Capítulo 10

209 13 9
                                    

- Julie -

Encarava o rosto dele.

Dormia com a boca aberta e peito para cima. Ele é espaçoso. Nem parece que vive emburrado por aí.

Segurei o seu maxilar, apertando sua bochecha, forçando seu rosto a virar em minha direção. O Pinscher acordou um pouco desnorteado, piscando de maneira exasperada se acostumando com a claridade.

Dei um tapa leve para ajudá-lo e voltei a apertar as suas bochechas.

— Por que está fazendo isso? — falou com dificuldade porque seus lábios formavam um biquinho com o meu aperto.

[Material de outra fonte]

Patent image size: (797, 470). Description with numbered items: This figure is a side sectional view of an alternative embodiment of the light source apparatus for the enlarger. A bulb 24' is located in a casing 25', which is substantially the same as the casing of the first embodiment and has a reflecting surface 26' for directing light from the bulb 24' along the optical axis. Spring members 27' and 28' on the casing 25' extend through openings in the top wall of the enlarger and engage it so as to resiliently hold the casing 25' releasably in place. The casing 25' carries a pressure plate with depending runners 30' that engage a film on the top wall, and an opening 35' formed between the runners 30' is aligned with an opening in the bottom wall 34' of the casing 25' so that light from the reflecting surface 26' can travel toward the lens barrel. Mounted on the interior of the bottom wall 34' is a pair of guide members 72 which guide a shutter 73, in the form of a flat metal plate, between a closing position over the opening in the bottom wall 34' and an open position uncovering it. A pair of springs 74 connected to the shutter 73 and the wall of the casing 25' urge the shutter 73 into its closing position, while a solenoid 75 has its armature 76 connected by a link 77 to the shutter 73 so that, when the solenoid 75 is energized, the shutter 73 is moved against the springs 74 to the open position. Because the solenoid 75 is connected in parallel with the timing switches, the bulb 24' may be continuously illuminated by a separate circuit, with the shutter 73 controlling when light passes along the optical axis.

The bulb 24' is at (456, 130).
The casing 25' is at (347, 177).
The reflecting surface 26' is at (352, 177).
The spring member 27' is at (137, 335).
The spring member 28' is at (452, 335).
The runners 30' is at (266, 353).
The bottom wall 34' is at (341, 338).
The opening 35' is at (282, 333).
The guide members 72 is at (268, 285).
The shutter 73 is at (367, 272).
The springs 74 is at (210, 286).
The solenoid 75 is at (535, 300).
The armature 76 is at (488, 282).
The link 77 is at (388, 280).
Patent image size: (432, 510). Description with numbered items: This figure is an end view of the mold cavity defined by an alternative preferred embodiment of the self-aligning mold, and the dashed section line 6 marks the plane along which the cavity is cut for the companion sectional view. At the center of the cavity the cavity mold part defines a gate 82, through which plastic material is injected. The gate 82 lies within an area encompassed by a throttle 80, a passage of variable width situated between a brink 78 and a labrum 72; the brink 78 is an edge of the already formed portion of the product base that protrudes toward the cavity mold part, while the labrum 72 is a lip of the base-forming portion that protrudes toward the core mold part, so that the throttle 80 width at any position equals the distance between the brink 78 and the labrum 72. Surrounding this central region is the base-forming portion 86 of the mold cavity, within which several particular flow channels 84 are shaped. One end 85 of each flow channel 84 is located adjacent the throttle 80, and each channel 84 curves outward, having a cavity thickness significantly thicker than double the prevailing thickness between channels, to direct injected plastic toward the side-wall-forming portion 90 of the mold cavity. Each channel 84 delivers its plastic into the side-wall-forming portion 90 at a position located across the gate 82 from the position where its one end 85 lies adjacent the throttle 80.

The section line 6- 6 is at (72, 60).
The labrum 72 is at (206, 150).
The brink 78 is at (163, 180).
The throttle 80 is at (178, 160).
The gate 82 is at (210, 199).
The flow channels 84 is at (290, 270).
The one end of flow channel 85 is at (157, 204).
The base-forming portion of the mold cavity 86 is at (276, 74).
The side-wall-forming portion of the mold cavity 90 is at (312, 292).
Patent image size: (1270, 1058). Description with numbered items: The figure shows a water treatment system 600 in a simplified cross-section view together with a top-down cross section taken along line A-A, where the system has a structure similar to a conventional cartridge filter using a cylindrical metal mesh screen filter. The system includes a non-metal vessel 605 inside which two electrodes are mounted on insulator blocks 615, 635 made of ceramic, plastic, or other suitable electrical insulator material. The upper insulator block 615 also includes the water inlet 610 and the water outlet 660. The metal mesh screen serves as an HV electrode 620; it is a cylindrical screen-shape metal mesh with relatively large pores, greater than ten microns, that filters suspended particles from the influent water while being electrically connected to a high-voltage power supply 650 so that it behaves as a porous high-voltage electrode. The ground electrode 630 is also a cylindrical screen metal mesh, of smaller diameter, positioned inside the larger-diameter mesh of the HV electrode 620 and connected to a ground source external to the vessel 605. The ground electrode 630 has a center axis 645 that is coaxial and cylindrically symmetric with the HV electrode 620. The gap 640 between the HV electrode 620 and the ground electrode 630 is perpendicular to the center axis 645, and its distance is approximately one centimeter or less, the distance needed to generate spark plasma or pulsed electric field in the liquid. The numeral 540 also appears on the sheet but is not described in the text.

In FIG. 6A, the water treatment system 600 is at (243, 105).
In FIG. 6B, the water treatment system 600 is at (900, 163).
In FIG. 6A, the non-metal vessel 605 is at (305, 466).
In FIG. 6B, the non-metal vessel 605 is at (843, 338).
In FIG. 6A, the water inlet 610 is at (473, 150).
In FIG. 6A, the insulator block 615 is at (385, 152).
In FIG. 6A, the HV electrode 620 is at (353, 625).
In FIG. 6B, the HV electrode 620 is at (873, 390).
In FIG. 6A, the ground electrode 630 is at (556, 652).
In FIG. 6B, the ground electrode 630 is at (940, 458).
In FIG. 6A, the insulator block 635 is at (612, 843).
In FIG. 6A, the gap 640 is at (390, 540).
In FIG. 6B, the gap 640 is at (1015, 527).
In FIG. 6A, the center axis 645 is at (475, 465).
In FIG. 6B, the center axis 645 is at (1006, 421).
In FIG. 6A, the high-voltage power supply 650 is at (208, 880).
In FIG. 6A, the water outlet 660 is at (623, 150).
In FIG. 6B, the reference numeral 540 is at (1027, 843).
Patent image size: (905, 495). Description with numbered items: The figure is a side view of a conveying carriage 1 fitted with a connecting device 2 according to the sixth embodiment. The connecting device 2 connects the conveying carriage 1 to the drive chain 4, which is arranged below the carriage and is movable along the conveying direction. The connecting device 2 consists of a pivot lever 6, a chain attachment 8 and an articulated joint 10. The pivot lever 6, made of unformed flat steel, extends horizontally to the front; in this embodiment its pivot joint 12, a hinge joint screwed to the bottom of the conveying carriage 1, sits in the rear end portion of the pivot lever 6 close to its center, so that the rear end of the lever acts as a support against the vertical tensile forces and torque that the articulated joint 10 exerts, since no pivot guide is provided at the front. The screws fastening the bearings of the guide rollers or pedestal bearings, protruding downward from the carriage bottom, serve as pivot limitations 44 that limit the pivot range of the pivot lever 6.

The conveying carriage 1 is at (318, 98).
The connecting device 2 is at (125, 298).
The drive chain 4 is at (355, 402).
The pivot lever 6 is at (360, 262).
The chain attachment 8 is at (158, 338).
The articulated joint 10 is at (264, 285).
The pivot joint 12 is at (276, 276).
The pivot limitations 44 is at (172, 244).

— Achei que não acordaria nunca.

Ele segurou o meu pulso e afastou a minha mão. Não entendia aquele olhar dele. Acomodou melhor sua cabeça no travesseiro, franziu o cenho e soltou um sorriso torto, um tanto quanto sugestivo.

— Bom dia, Princesa.

— Alguém teve uma noite boa.

Ficamos nos encarando por alguns segundos. Soltou meu pulso e se virou novamente com a barriga para cima.

— Por que fez tudo isso? — perguntei.

— O quê?

— Foi você quem comprou a bebida da outra festa, né? — ele não respondeu — A festa de ontem foi para mim? — ainda sem resposta, ele apenas encarava o teto com a mão em cima daquele tanquinho ridículo. Ok, ele é gostoso — Espera... o vestido, o sapato, a coroa... o bilhete. Foi você tudo isso. Por quê?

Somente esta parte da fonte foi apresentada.